Racial and Ethnic Representation in Clinical Trials of Janus Kinase Inhibitors for Dermatologic Conditions: A Systematic Review
April 2026 | Volume 25 | Issue 4 | 316 | Copyright © April 2026
Published online March 31, 2026
Christine Olagun-Samuel BAa*, Maame-Afua Ansah BAb*, Purvi Shakelly BSb, Nabiha Sherali BAb, Aminat Ologunebi BSc, Kristen Lo Sicco MDa, Prince Adotama MDa
aRonald O. Perelman Department of Dermatology, New York University Grossman School of Medicine, New York, NY
bRutgers New Jersey Medical School, Newark, NJ
cAmerican University of the Caribbean School of Medicine, Cupecoy, Saint Maarten
Abstract
Background: Janus kinase (JAK) inhibitors represent promising therapies for dermatologic conditions, including psoriasis, hidradenitis suppurativa (HS), atopic dermatitis (AD), systemic lupus erythematosus (SLE), and vitiligo. There are little data available evaluating the composition of research cohorts for this emerging treatment modality. Adequate racial representation in clinical trials is essential.

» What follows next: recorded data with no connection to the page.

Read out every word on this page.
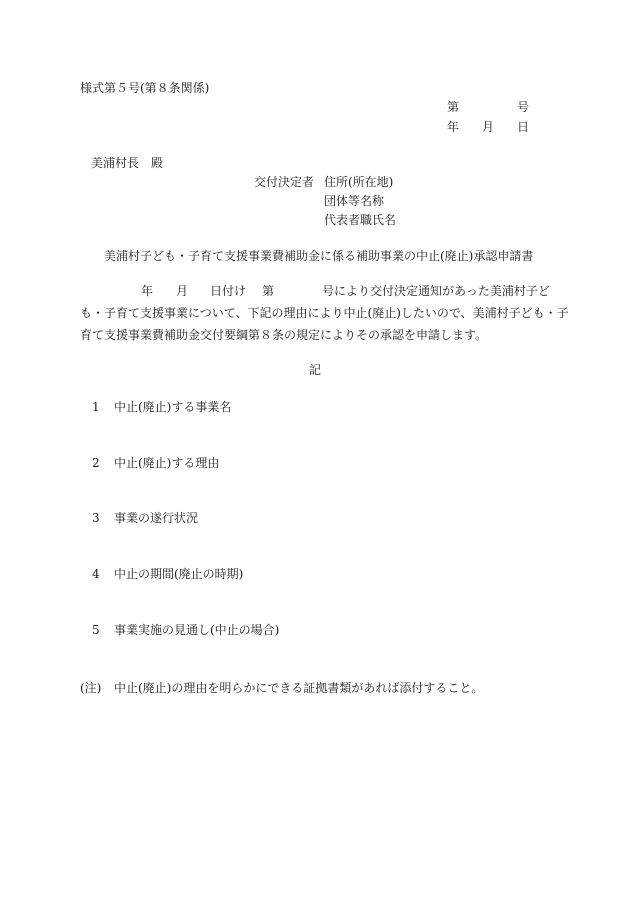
様式第５号(第８条関係)
第	号
年 月 日
美浦村長　殿
交付決定者 住所(所在地)
団体等名称
代表者職氏名
美浦村子ども・子育て支援事業費補助金に係る補助事業の中止(廃止)承認申請書
年 月 日付け 第	号により交付決定通知があった美浦村子ど
も・子育て支援事業について、下記の理由により中止(廃止)したいので、美浦村子ども・子
育て支援事業費補助金交付要綱第８条の規定によりその承認を申請します。
記
1 中止(廃止)する事業名
2 中止(廃止)する理由
3 事業の遂行状況
4 中止の期間(廃止の時期)
5 事業実施の見通し(中止の場合)
(注) 中止(廃止)の理由を明らかにできる証拠書類があれば添付すること。
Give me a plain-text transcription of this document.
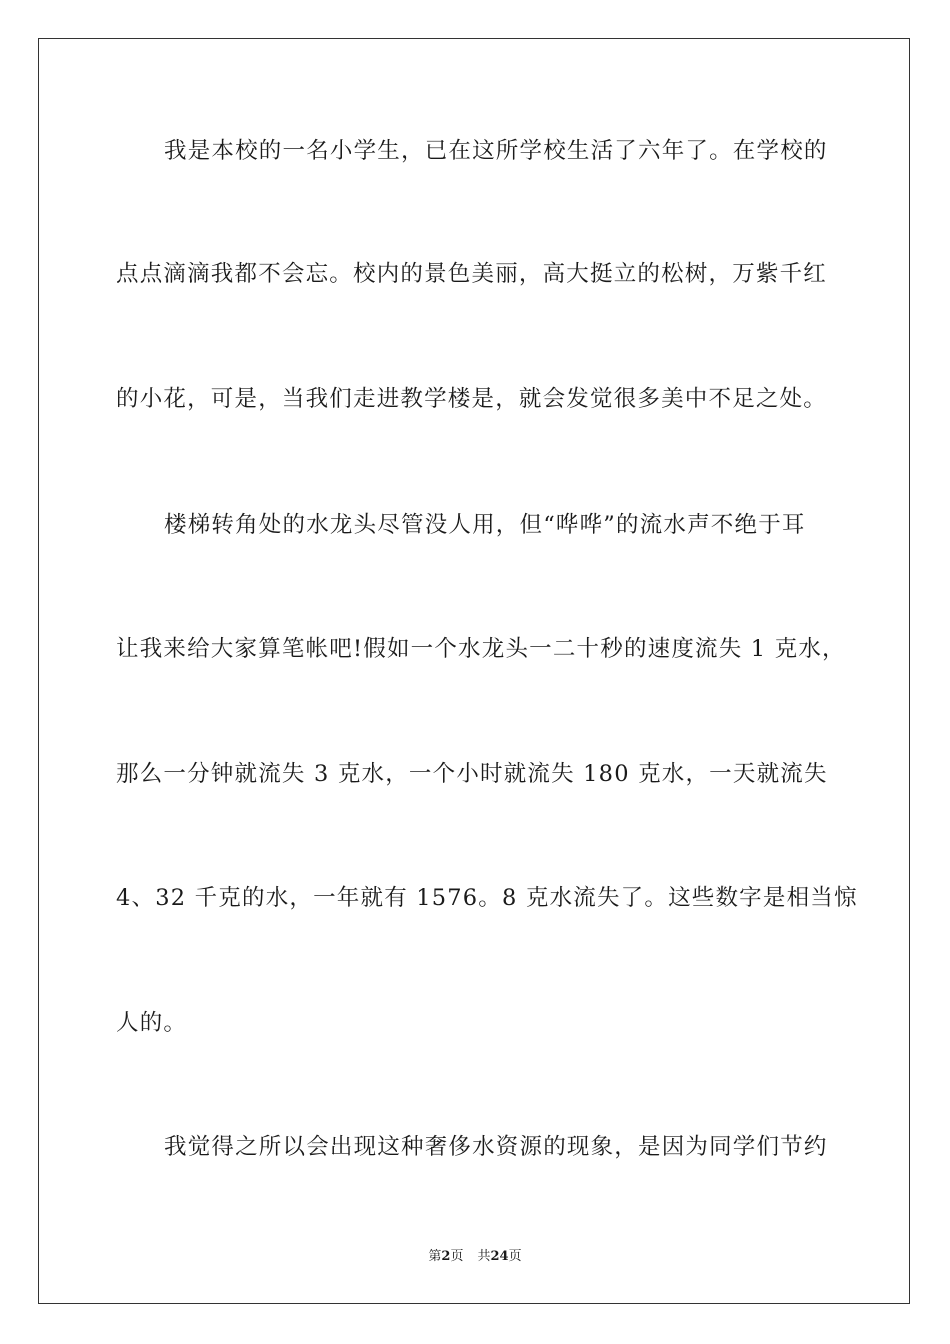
我是本校的一名小学生，已在这所学校生活了六年了。在学校的
点点滴滴我都不会忘。校内的景色美丽，高大挺立的松树，万紫千红
的小花，可是，当我们走进教学楼是，就会发觉很多美中不足之处。
楼梯转角处的水龙头尽管没人用，但“哗哗”的流水声不绝于耳
让我来给大家算笔帐吧!假如一个水龙头一二十秒的速度流失 1 克水，
那么一分钟就流失 3 克水，一个小时就流失 180 克水，一天就流失
4、32 千克的水，一年就有 1576。8 克水流失了。这些数字是相当惊
人的。
我觉得之所以会出现这种奢侈水资源的现象，是因为同学们节约
第2页 共24页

Objective: To characterize the study populations of clinical trials for Janus kinase inhibitors for dermatologic indications.

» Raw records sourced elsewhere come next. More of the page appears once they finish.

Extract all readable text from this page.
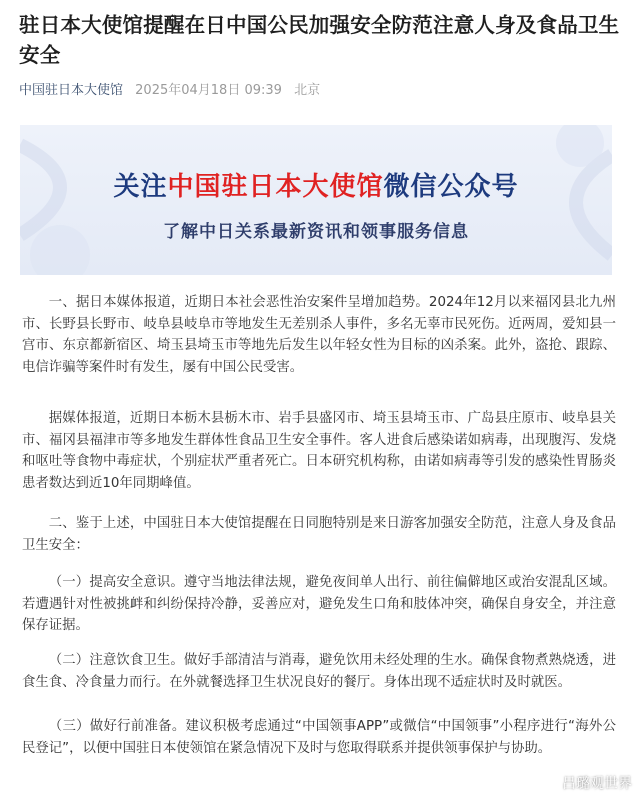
驻日本大使馆提醒在日中国公民加强安全防范注意人身及食品卫生安全
中国驻日本大使馆 2025年04月18日 09:39 北京
关注中国驻日本大使馆微信公众号
了解中日关系最新资讯和领事服务信息

一、据日本媒体报道，近期日本社会恶性治安案件呈增加趋势。2024年12月以来福冈县北九州市、长野县长野市、岐阜县岐阜市等地发生无差别杀人事件，多名无辜市民死伤。近两周，爱知县一宫市、东京都新宿区、埼玉县埼玉市等地先后发生以年轻女性为目标的凶杀案。此外，盗抢、跟踪、电信诈骗等案件时有发生，屡有中国公民受害。

据媒体报道，近期日本栃木县栃木市、岩手县盛冈市、埼玉县埼玉市、广岛县庄原市、岐阜县关市、福冈县福津市等多地发生群体性食品卫生安全事件。客人进食后感染诺如病毒，出现腹泻、发烧和呕吐等食物中毒症状，个别症状严重者死亡。日本研究机构称，由诺如病毒等引发的感染性胃肠炎患者数达到近10年同期峰值。

二、鉴于上述，中国驻日本大使馆提醒在日同胞特别是来日游客加强安全防范，注意人身及食品卫生安全：

（一）提高安全意识。遵守当地法律法规，避免夜间单人出行、前往偏僻地区或治安混乱区域。若遭遇针对性被挑衅和纠纷保持冷静，妥善应对，避免发生口角和肢体冲突，确保自身安全，并注意保存证据。

（二）注意饮食卫生。做好手部清洁与消毒，避免饮用未经处理的生水。确保食物煮熟烧透，进食生食、冷食量力而行。在外就餐选择卫生状况良好的餐厅。身体出现不适症状时及时就医。

（三）做好行前准备。建议积极考虑通过“中国领事APP”或微信“中国领事”小程序进行“海外公民登记”，以便中国驻日本使领馆在紧急情况下及时与您取得联系并提供领事保护与协助。

吕璐观世界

Methods: Clinical trials were identified from January 2000 to March 2025 through PubMed using the following keywords: "Janus kinase inhibitor," "JAK inhibitor," "alopecia areata," "atopic dermatitis," "hidradenitis suppurativa," "systemic lupus erythematosus," "systemic sclerosis," "psoriasis," and "vitiligo." Additional trials were retrieved from ClinicalTrials.gov using the search term "JAK inhibitor." Each trial was reviewed for demographic data, including race and ethnicity. Additional variables collected included Fitzpatrick skin type and quality-of-life measures. The distribution of race among trial participants was compared to the current US population and the condition-specific prevalence data where available.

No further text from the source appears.